Le CEO d’Alpine regrette la décision de ne pas avoir développé le moteur pour cette saison 2021. L’équipe paie aujourd'hui ce choix par un déficit de performance vis-à-vis de la concurrence, et peut potentiellement le payer demain en ayant pris le risque de lancer en un seul jet une copie complètement nouvelle.

" Je ne pense pas que ce soit un avantage de se retenir avec le développement.

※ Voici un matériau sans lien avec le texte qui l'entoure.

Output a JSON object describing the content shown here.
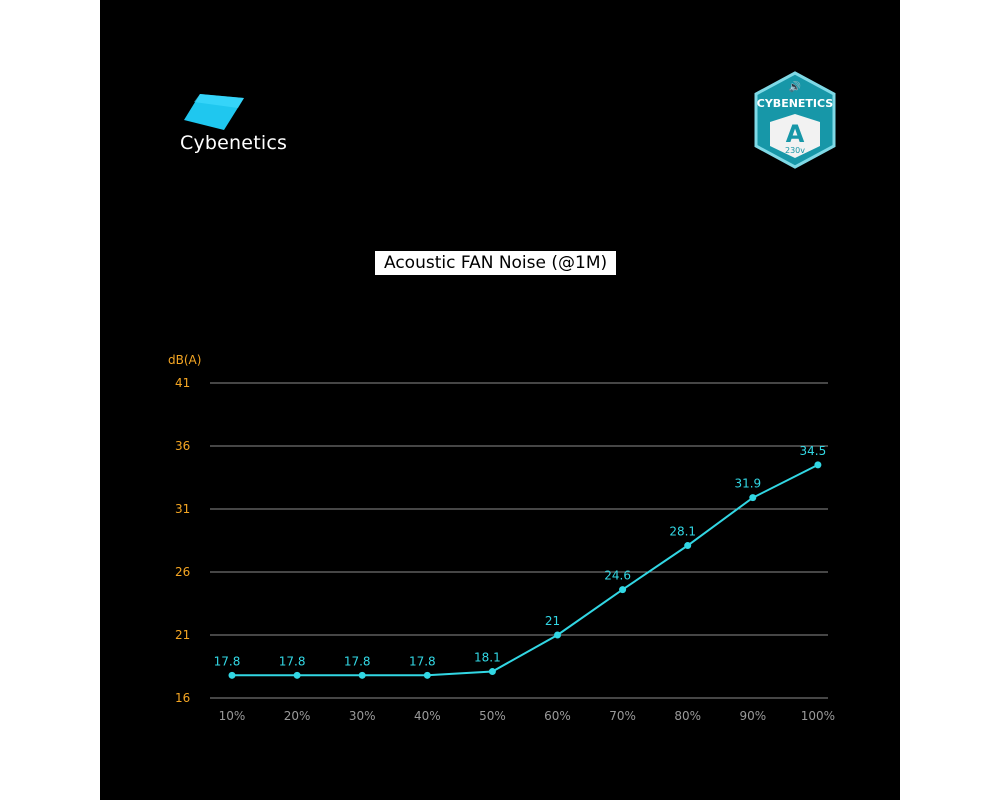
{
  "brand": {
    "name": "Cybenetics",
    "badge_title": "CYBENETICS",
    "badge_grade": "A",
    "badge_voltage": "230v"
  },
  "colors": {
    "line": "#32d7e4",
    "ytick": "#f5a623",
    "xtick": "#9a9a9a",
    "grid": "#8c8c8c",
    "background": "#000000"
  },
  "chart_data": {
    "type": "line",
    "title": "Acoustic FAN Noise (@1M)",
    "ylabel": "dB(A)",
    "xlabel": "",
    "categories": [
      "10%",
      "20%",
      "30%",
      "40%",
      "50%",
      "60%",
      "70%",
      "80%",
      "90%",
      "100%"
    ],
    "series": [
      {
        "values": [
          17.8,
          17.8,
          17.8,
          17.8,
          18.1,
          21,
          24.6,
          28.1,
          31.9,
          34.5
        ]
      }
    ],
    "data_labels": [
      "17.8",
      "17.8",
      "17.8",
      "17.8",
      "18.1",
      "21",
      "24.6",
      "28.1",
      "31.9",
      "34.5"
    ],
    "yticks": [
      16,
      21,
      26,
      31,
      36,
      41
    ],
    "ylim": [
      16,
      41
    ],
    "grid": true,
    "legend": "none"
  }
}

Je dirais même que cela aurait été mieux si nous avions eu une évolution du moteur cette année, ce qui nous aurait donné une meilleure base pour le moteur de 2022. Maintenant, nous devons franchir une étape significative avec deux longueurs de retard sur les autres ", regrette Laurent Rossi.

Renault souffre également d'un déficit d'image lié aux dernières années Red Bull où les critiques et tensions ont été nombreuses, conséquences d'un Power Unit pas au niveau attendu. Le bloc français a su toutefois progresser par la suite, au point de briller en 2019 et 2020 sur des circuits rapides tels que Monza ou Spa-Francorchamps. Pour autant, les clients ne se sont pas bousculés, tandis que McLaren a refusé une collaboration plus étendue.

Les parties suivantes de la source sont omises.